Mais je pense à ce que je ressentirais si elle passait. Aux cinq prochaines années où le climat de ce pays va devenir encore plus anxiogène. A ce que je reprocherais aux autres, mais surtout à ce que je me reprocherais à moi. Je ne dis pas, comme en 2017, qu’il n’y a « pas photo ». Cinq ans de plus de Macron, c’est cinq ans de plus à encourager les idées d’extrême-droite avec des Darmanin, des Blanquer, du mépris de classe, de l’impunité dans les affaires sordides des ministres et de l’Elysée, des discours anti-woke et des attaques en règle contre les universités, l’hôpital public et la criminalisation de toute forme de contestation populaire, pour ensuite s’étonner en 2027 que le RN soit encore en position de l’emporter.
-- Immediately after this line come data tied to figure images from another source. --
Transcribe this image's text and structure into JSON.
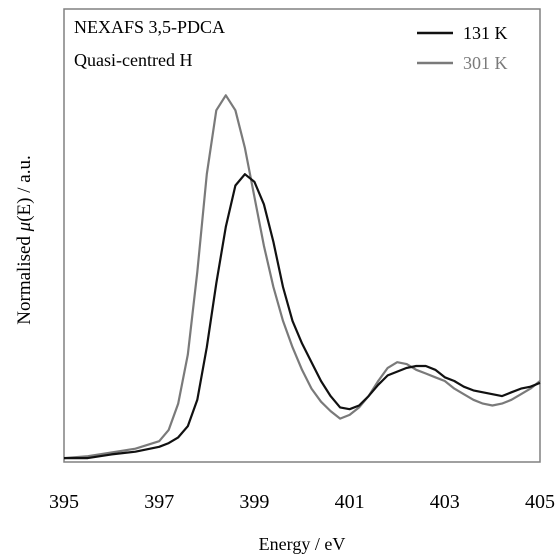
{
  "chart_data": {
    "type": "line",
    "title_lines": [
      "NEXAFS  3,5-PDCA",
      "Quasi-centred H"
    ],
    "xlabel": "Energy / eV",
    "ylabel_prefix": "Normalised ",
    "ylabel_mu": "μ",
    "ylabel_suffix": "(E) / a.u.",
    "xlim": [
      395,
      405
    ],
    "ylim": [
      0,
      1
    ],
    "xticks": [
      "395",
      "397",
      "399",
      "401",
      "403",
      "405"
    ],
    "xtick_values": [
      395,
      397,
      399,
      401,
      403,
      405
    ],
    "y_tick_labels_shown": false,
    "grid": false,
    "legend_position": "top-right",
    "series": [
      {
        "name": "131 K",
        "color": "#111111",
        "x": [
          395.0,
          395.5,
          396.0,
          396.5,
          397.0,
          397.2,
          397.4,
          397.6,
          397.8,
          398.0,
          398.2,
          398.4,
          398.6,
          398.8,
          399.0,
          399.2,
          399.4,
          399.6,
          399.8,
          400.0,
          400.2,
          400.4,
          400.6,
          400.8,
          401.0,
          401.2,
          401.4,
          401.6,
          401.8,
          402.0,
          402.2,
          402.4,
          402.6,
          402.8,
          403.0,
          403.2,
          403.4,
          403.6,
          403.8,
          404.0,
          404.2,
          404.4,
          404.6,
          404.8,
          405.0
        ],
        "values": [
          0.005,
          0.005,
          0.015,
          0.022,
          0.035,
          0.045,
          0.06,
          0.09,
          0.16,
          0.3,
          0.47,
          0.62,
          0.73,
          0.76,
          0.74,
          0.68,
          0.58,
          0.46,
          0.37,
          0.31,
          0.26,
          0.21,
          0.17,
          0.14,
          0.135,
          0.145,
          0.17,
          0.2,
          0.225,
          0.235,
          0.245,
          0.25,
          0.25,
          0.24,
          0.22,
          0.21,
          0.195,
          0.185,
          0.18,
          0.175,
          0.17,
          0.18,
          0.19,
          0.195,
          0.205
        ]
      },
      {
        "name": "301 K",
        "color": "#7a7a7a",
        "x": [
          395.0,
          395.5,
          396.0,
          396.5,
          397.0,
          397.2,
          397.4,
          397.6,
          397.8,
          398.0,
          398.2,
          398.4,
          398.6,
          398.8,
          399.0,
          399.2,
          399.4,
          399.6,
          399.8,
          400.0,
          400.2,
          400.4,
          400.6,
          400.8,
          401.0,
          401.2,
          401.4,
          401.6,
          401.8,
          402.0,
          402.2,
          402.4,
          402.6,
          402.8,
          403.0,
          403.2,
          403.4,
          403.6,
          403.8,
          404.0,
          404.2,
          404.4,
          404.6,
          404.8,
          405.0
        ],
        "values": [
          0.005,
          0.01,
          0.02,
          0.03,
          0.05,
          0.08,
          0.15,
          0.28,
          0.5,
          0.76,
          0.93,
          0.97,
          0.93,
          0.83,
          0.7,
          0.57,
          0.46,
          0.37,
          0.3,
          0.24,
          0.19,
          0.155,
          0.13,
          0.11,
          0.12,
          0.14,
          0.17,
          0.21,
          0.245,
          0.26,
          0.255,
          0.24,
          0.23,
          0.22,
          0.21,
          0.19,
          0.175,
          0.16,
          0.15,
          0.145,
          0.15,
          0.16,
          0.175,
          0.19,
          0.21
        ]
      }
    ]
  }
}
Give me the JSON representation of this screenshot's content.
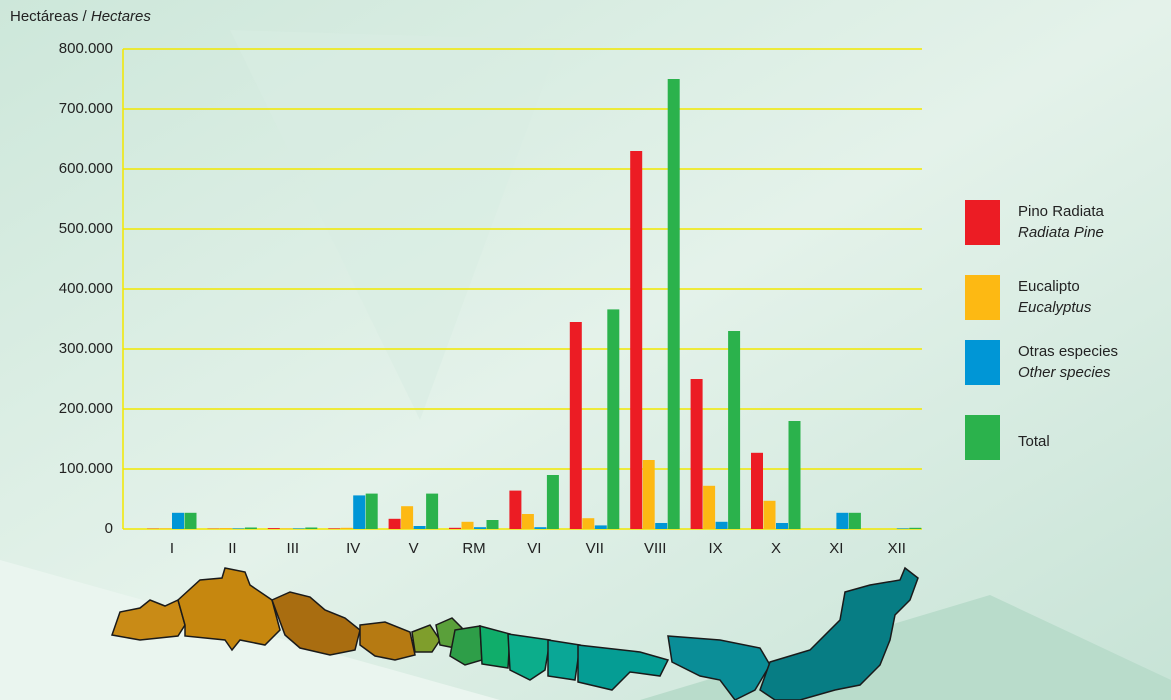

C’est, peut-être, reculer pour mieux sauter. Mais ça me semble plus sécurisant que de sauter tout de suite. Reculer pour mieux sauter, c’est peut-être, dans cinq ans, ne pas sauter finalement. C’est se donner la possibilité qu’il se passe autre chose que l’arrivée de l’extrême-droite au pouvoir. Peut-être une gauche qui se relève, qui sait.

 

Je fais partie des privilégiés, des gagnants du « système ». Je gagne bien ma vie, je peux partir en vacances, faire le plein de ma voiture, sortir boire un verre avec mes amis, profiter de la vie sans me serrer la ceinture ou avoir des montées d’angoisse devant mon compte en banque le 10 du mois. Je voudrais tant qu’il en soit ainsi pour tout le monde, ça me flingue que ce que je trouve « normal » fasse de moi un « nanti » à ce stade. Je ne suis personne pour dire à des gens qui galèrent, qui n’arrivent pas à boucler leurs fins de mois et qui ne sont accueillis que par des flashballs et des fausses solutions méprisantes quand ils tentent de s’en énerver, pour qui ils doivent voter. Mais je ne crois pas que je ferais partie des morts des cinq prochaines années en cas de victoire de l’extrême-droite. Ou peut-être que si, qui sait. En revanche je sais que d’autres que moi ne peuvent pas se permettre cinq années de RN au pouvoir. Alors pour elles, pour eux, et pour moi aussi, j’irai me salir les mains dimanche.